Mengalami disaster of war yang diluar dugaan itu, sebagai negara yang mengkalim raja lautan, Inggris benar-benar terpukul. Untuk sementara serangan ke Selat Dardanella menggunakan kapal-kapal perang dihentikan dan akan digantikan serangan besar-besaran lewat darat.
Serangan darat pasukan gabungan Inggris yang dipimpin oleh Jenderal Hamilton rencananya berupa pendaratan ratusan ribu pasukan infanteri di sejumlah lokasi srategis tapi berisiko tinggi.
Pasalnya, medan perang yang akan didarati merupakan medan berbukit-bukit dan bertebing karang curam serta di bagian puncaknya terdapat ratusan sarang senapan musuh.
Puncak-puncak bukit karang tersebut dijaga oleh pasukan Turki dan pasukan Jerman yang telah berpengalaman di medan tempur dan sedang memiliki moril tempur yang tinggi .

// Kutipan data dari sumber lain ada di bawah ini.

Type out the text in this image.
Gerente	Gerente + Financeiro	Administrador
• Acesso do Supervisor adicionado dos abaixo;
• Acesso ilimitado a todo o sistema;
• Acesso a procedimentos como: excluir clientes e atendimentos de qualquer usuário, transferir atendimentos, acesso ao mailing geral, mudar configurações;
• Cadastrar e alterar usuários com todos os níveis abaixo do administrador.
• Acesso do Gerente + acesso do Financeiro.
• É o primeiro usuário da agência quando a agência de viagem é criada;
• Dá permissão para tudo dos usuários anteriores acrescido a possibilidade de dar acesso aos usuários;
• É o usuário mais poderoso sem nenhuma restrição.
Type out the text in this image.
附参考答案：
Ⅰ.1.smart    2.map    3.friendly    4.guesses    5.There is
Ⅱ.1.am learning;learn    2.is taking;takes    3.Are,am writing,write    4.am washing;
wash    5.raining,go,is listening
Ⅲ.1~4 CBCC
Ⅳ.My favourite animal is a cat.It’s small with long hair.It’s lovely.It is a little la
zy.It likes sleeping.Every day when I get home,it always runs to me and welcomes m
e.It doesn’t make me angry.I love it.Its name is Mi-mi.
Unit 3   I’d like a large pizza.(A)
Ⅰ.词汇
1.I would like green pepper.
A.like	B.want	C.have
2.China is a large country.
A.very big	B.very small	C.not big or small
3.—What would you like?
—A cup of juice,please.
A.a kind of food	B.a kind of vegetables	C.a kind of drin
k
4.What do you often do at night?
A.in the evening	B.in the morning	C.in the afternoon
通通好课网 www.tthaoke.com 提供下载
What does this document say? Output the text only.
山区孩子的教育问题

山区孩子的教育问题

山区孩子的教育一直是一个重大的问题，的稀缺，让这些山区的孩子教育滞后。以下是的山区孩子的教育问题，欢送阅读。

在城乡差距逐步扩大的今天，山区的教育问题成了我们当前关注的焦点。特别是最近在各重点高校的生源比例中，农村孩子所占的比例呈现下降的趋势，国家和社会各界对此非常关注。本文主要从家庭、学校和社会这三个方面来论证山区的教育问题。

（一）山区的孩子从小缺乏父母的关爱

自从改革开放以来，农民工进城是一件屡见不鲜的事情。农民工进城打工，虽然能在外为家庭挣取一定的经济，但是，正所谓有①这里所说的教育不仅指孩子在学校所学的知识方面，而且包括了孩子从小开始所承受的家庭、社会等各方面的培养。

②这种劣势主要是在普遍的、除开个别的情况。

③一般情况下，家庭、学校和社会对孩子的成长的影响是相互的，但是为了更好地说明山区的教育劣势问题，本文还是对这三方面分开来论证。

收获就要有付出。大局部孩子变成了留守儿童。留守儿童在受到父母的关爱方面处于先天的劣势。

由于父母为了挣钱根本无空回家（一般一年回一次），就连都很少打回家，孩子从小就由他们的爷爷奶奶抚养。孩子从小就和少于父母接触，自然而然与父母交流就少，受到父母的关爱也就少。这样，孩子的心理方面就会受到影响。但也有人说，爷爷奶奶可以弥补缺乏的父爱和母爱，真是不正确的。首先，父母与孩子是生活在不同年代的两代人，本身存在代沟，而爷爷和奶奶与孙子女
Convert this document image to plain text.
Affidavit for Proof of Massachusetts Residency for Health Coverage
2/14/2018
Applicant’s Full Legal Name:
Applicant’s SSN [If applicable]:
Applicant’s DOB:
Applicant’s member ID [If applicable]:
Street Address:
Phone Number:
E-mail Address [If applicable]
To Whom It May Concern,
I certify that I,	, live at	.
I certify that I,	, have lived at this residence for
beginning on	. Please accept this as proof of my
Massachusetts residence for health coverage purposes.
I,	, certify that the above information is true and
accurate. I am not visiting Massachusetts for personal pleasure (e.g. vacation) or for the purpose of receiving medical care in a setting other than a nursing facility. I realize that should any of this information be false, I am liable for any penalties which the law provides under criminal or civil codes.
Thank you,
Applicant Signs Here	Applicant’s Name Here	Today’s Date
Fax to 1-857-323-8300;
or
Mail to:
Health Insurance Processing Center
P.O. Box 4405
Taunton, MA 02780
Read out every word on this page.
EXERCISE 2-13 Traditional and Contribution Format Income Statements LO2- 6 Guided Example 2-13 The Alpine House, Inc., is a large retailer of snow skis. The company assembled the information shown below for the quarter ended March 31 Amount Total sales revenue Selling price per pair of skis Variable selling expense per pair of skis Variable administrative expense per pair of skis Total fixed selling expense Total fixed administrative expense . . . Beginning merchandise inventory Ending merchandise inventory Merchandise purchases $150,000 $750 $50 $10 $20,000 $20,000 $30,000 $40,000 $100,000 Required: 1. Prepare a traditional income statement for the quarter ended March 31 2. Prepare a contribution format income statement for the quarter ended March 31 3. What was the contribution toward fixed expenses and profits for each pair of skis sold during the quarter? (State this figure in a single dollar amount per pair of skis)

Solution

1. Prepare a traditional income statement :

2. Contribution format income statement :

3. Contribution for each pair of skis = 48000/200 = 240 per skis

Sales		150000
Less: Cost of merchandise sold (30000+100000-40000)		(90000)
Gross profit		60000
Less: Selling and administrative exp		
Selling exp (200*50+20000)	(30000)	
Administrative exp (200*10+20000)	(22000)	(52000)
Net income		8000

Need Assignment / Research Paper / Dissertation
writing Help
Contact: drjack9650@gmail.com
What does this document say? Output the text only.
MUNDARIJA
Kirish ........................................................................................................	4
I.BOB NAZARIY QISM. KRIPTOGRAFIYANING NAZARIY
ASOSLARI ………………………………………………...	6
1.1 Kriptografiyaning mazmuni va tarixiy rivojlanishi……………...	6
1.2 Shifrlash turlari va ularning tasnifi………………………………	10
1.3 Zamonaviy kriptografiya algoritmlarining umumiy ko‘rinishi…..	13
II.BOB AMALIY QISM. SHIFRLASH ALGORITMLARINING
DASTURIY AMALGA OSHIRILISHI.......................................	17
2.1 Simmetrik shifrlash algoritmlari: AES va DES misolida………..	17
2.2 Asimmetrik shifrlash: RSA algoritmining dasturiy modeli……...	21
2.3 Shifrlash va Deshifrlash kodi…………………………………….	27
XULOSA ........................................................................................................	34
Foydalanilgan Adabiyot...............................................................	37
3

Bagi Jenderal Hamilton yang sudah kenyang bertempur di berbagai medan perang, pendaratan pasukan Inggris dan sekutunya di sejumlah pantai yang bertebing curam itu sebenarnya merupakan misi bunuh diri.
Ribuan pasukan Ingris yang sedang mendarat dan bergerak menuju pantai lalu meneruskan serbuannya dengan cara mendaki bukit, cara bertempur seperti itu jelas sangat berbahaya.
Para prajurit yang kurang terlindungi akan menjadi sasaran empuk bagi penembak jitu dan operator senapan mesin pasukan Turki serta Jerman yang posisinya berada di ketinggian.
Tapi Jenderal Hamilton sudah paham betul untuk mengubah misi pendaratan itu bukan merupakan serangan bunuh diri .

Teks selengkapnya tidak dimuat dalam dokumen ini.